Damjan Krstevski

Kozuv
- Position: Shooting guard
- League: Macedonian First League

Personal information
- Born: June 30, 1999 (age 27) Skopje, Macedonia
- Listed height: 1.93 m (6 ft 4 in)

Career information
- Playing career: 2017–present

Career history
- 2017–2019: Rabotnički
- 2019–2022: Vardar
- 2022–2024: TFT
- 2024–2026: Pelister
- 2026–present: Kožuv

Career highlights
- Macedonian League champion (2018);

= Damjan Krstevski =

Macedonian basketball player

Damjan Krstevski, Дамјан Крстевски (born June 30, 1999) is a Macedonian professional basketball Shooting guard, who currently plays for Kožuv in the Macedonian First League.

== Professional career ==
He started his career in Rabotnički.

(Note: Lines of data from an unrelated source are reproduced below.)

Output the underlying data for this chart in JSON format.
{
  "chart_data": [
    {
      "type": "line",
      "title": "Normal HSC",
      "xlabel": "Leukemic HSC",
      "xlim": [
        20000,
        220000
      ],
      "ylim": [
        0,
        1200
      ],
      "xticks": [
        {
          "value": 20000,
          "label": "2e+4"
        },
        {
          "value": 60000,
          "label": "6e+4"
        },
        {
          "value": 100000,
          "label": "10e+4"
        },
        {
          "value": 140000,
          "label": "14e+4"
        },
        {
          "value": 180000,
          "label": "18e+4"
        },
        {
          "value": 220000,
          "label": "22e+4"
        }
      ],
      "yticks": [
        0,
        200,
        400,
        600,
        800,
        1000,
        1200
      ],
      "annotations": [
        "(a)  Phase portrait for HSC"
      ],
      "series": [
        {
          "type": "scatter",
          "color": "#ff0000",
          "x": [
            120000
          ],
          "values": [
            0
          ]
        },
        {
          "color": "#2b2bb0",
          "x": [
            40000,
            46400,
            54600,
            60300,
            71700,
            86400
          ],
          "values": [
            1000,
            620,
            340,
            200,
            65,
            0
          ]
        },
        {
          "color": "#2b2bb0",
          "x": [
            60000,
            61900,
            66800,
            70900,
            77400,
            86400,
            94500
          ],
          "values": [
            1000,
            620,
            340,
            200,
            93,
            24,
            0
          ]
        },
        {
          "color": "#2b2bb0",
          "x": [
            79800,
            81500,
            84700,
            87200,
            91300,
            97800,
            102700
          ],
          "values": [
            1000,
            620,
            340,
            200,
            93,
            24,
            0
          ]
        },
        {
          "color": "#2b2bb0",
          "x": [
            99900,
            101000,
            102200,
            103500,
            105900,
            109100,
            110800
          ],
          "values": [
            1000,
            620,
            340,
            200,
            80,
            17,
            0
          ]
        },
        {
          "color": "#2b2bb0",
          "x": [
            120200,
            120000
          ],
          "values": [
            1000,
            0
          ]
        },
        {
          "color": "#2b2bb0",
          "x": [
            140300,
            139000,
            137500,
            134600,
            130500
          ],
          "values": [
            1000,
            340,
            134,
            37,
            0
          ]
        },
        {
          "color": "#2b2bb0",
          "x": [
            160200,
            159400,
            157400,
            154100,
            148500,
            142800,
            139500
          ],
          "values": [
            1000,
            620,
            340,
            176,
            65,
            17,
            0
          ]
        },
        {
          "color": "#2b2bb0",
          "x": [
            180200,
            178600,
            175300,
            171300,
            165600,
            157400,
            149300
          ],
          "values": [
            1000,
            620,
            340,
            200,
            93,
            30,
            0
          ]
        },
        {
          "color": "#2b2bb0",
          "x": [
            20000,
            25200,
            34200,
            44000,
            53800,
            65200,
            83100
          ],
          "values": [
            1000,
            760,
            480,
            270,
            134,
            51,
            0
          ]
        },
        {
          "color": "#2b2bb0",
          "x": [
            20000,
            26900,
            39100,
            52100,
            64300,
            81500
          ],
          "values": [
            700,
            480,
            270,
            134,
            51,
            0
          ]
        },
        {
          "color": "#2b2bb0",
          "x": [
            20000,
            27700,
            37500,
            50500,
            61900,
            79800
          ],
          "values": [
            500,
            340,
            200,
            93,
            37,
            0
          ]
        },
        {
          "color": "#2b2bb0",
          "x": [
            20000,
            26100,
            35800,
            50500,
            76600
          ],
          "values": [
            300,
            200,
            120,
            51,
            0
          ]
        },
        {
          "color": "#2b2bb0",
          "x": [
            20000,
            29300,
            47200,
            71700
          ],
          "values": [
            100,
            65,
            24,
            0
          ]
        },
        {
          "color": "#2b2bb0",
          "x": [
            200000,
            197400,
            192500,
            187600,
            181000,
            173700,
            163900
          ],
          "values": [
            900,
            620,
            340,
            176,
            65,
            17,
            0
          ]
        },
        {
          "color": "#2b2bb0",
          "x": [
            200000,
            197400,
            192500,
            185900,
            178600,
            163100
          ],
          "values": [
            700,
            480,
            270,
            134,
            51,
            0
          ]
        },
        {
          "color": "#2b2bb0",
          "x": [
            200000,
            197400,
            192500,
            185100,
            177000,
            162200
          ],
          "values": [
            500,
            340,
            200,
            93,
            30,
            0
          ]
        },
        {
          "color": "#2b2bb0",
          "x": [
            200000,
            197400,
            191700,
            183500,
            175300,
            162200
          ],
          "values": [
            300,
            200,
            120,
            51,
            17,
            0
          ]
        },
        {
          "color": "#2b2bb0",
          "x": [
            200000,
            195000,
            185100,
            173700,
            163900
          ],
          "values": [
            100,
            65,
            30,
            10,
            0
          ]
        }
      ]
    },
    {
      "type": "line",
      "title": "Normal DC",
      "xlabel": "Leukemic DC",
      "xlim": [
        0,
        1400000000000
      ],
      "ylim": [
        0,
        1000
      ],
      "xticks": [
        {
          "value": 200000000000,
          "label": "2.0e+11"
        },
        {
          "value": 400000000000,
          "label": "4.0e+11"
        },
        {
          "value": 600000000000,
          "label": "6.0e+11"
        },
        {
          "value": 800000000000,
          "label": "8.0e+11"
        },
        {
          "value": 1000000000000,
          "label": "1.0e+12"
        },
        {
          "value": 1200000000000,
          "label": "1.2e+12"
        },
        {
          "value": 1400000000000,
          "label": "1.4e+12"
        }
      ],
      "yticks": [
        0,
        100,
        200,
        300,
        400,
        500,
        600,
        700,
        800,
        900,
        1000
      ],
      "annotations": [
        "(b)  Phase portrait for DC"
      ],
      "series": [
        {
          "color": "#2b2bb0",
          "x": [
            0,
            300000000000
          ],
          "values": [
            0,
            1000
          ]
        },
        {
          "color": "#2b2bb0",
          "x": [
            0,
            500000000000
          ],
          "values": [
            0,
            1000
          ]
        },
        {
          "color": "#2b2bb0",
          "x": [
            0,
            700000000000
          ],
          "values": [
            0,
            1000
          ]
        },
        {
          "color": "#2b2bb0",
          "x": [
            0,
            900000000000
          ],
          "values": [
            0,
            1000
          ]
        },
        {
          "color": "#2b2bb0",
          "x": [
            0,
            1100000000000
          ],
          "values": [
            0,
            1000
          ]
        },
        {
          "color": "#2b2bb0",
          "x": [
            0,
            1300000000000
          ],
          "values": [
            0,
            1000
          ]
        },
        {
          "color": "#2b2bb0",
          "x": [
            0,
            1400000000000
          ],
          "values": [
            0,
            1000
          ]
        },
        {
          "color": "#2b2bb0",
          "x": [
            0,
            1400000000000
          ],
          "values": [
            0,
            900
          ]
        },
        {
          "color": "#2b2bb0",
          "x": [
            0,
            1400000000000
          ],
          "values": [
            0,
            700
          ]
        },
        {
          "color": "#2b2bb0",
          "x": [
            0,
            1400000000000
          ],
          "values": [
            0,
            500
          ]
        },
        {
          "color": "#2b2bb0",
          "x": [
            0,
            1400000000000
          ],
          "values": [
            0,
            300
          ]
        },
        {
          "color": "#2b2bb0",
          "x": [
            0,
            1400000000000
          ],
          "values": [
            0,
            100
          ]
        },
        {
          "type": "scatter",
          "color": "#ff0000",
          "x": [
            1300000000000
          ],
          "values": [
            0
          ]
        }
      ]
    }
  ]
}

On his debut for the club, he achieved 9 points, 2 assists and 2 rebounds in an 85–103 win over the Shkupi.

== Junior ABA League ==
On November 24, 2017, he was loaned to MZT Skopje U19 for the semi-final tournament in Belgrade. He made his debut for the MZT Skopje in their season opener scoring 27 points, seven rebounds, one assist and five steals in an 86–82 win over the Mornar Bar U19.